In Jamestown, Virginia, settlers at the Colony of Virginia built cellars shortly after their arrival in 1607. Aside from storage, cellars were used for metallurgy, blacksmithing, and processing animals for consumption. The colonists ate wild game and fish, evidenced by substantial amounts of bobcat and sturgeon fin bones. Some cellars at the colony were constructed by digging pits into the clay sediment or built with brick walls with structures erected on top of them.  

The specific term “root cellar” was in common American use by 1767, when an advertisement in the The New York Journal or General Advertiser offered for sale a house which had a “root cellar 22 feet by 11 feet, stoned up all around.” On 28 October 1771, The New York Gazette and the Weekly Mercury advertised a farm for sale on the Hudson River with about 300 apple trees and a good “root cellar.”

A wood framed rectangular opening in the ground of a high-grass field with concrete stairs leading into a stone walled black hole.

Hans Ehlers Root Cellar, Nebraska, USA, circa 1933.

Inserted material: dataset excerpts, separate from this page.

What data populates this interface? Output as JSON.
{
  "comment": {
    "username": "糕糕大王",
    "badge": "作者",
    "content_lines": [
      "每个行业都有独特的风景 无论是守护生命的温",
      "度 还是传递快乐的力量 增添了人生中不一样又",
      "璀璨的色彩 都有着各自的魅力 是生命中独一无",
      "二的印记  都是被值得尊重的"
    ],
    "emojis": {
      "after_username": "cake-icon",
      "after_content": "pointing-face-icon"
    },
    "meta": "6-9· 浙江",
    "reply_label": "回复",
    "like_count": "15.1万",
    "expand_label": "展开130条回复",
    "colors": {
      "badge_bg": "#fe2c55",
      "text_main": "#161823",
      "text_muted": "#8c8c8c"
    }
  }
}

It may have taken longer for the phrase to catch on in Newfoundland, though clearly there were cellars in use at that time for the storage of crops. In 1790, Governor Milbanke discovered that a certain Alexander Long had, without permission, erected a house. Of the structure, the owner claimed,

…it was intended only as a covering to his potato cellar, though there is a complete chimney, if not two in it, and lodging for at least six or eight dieters.

By the mid-nineteenth century, “root cellar” had entered common North American speech.  Plans for a model farm drawn up by the United States Department of Agriculture in 1868 included a root cellar, referred to as such, for the storage of “bushels of roots, safe from frost and not warmer than the surrounding earth.”  In Newfoundland, a handy 1878 article on how to store potatoes in the Harbor Grace Standard noted,

Moisture is favorable to heating; and, hence it is best to have the potato thoroughly dry before storing, if any considerable quantity is to be put away, in bulk. Thus, if they are spread on a barn floor, or other cool place, out of the sun, before putting in the root cellar, they will be safe against rotting.

The golden age of the root cellar had arrived. 

Square potato garden in flower in a white fenced backyard.

Potato garden in flower, Trinity, Trinity Bay, date uncertain.